25 August 2009

Torture and Capitalism




With all the revelations about U.S. government-sanctioned torture, of how Cheney claims torture brought important information to light, and of how those claims are refuted by actual facts, it is easy for us to fall into some common traps.

For one, Cheney’s claims might lead us to believe that there is merit in talking about whether or not torture is useful. This canard plays into the fiction spun by the torturers. We can argue and prove that torture does not produce good intelligence, but what if it did? Would that excuse it? The entire subject is moot since torture has but one purpose: to force prisoners to say what torturers want them to say. It does not extend beyond that and never has throughout history.

In the Medieval period, the Church or the secular state could confiscate land of all who were hanged/burned/drowned after confession under torture. This was quite profitable for the powerful. To increase profits, they not only obtained a confession of guilt for witchcraft or heresy, but a list of “accomplices.” Names of friends and family extracted under the duress of torture gave the torturers an excuse to torture more people before absconding with their property in an ever-widening circle. This went on until the public would no longer tolerate it in that area, and the inquisition would move to the next town. The torturers of that time no more believed their own cover story than Cheney et al. believes our torture of prisoners made us safer after 9/11. Torturers didn’t believe in witches and heretics; that was simply their lie so they could extract capital from their victims, mining the resources of the populace. 

Little has changed. Torture is one means to a capitalistic end. It creates a fiction that spreads to the masses to allow the powerful to exploit the people. Today, to get common folk to accept war and torture and to continue to extract money from taxpayers for corporate welfare, many techniques are utilized, including: nationalism, corporate funded PR, false stories put out by corporate-owned media, and claims based on “science” co-opted and paid for by industry. Falling for any of these traps allows the powerful to escape responsibility for their deceptions and crimes as they reap tremendous profits from the people around the world.

Where does that leave us in our present discussion of U.S. torture policy? We might dig directly into the onion rather than be diverted by its outer layers. When torture is used, we should discern what fabrications the torturers wanted their victims to confess to and why, rather than get mired in pointless corollaries.

By their own admission (and membership), the Cheney regime endeavored to strengthen the “Project for a New American Century” agenda. This is a global corporate agenda; pointing out their corporate ties confirms this. Cheney was CEO of Halliburton; Halliburton gained noncompetitive contracts in Iraq. Bush has ties to big oil; our troops invaded, then guarded oil fields while ignoring the plight of the people and their culture as Baghdad was looted, and on an on.

With torture, any story can gain credence if someone is forced to confess to its validity, since anyone will say anything under torture. In short, it is a way to gain a competitive edge in the capitalistic market place. Want an excuse to go into Iraq to secure oil for your friends and family? Get someone to confess to a lie (weapons of mass destruction, say) that supports your military position so you can invade an oil-rich nation. You can make someone say “I am a fish!” if you like; it doesn’t matter how outrageous the story. They would even confess to being sexual partners with Satan and confirm that their family performed similar perverted acts under the light of the moon. It’s a powerful tool, but it is never used to actually extract unknown information. It is meant to create fictions written by torturers for a purpose. 
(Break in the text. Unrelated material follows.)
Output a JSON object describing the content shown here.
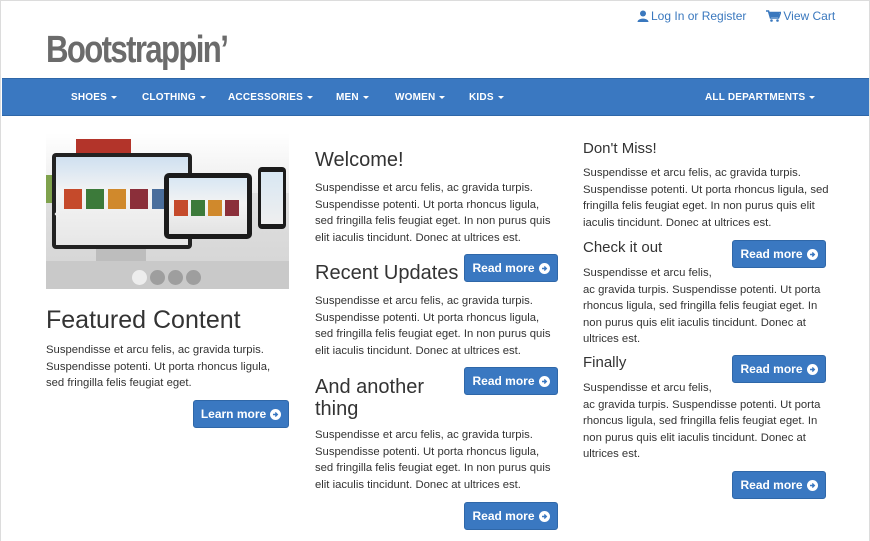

So given that any torture policy throughout history is simply a means to create false evidence for economic gain, what should we be talking about? Should we say that we are a good people who do not torture? That would be replacing one fiction with another. America, like any power, has always tortured, killed, and abused people for its own ends. Vigorously waving a flag won’t change that. Should we say that it is ineffective for gathering information? That concedes that torture should be used under some circumstances, which is fallacious.

Given that the “Bush” regime had an agenda to enhance corporate power around the globe, the real concern should be: What lies were put into existence and for what specific purpose? To do so strips the onion to its core, exposing the agenda of the torturers. Only by doing this can we decide what steps to take regarding criminal prosecution and future actions to remove torture from our national toolbox.

However, this discussion is off the table, and it will remain so. A few scapegoats might be thrown into the fire as they were with the Abu Ghraib affair. Obama, being a good right of center corporate Democrat, has unequivocally stated that he wishes to “look forward, not back” so all this torture nonsense can be swept under the rug. Eric Holder will investigate torture, but only cases in which the torturers tortured outside the letter of the torture policy. To do any more, to penetrate the onion, would be to condemn Obama’s corporate paymasters and our whole way of life.

For we are capitalists and consumers, cheering on behemoths like big oil, big pharma, big agriculture, and of course our huge military machine, which consumes at least half of our federal budget every year once you add up all its conveniently separated parts. Our global military domination that Americans support is our brutal arm sweeping aside everything non-corporate in the world. Regurgitated fictions about keeping our children safe, a war on terror, liberating the bombed-out masses in “Iraq/Af/Pak," and, yes, fictions obtained through torture, pave the way.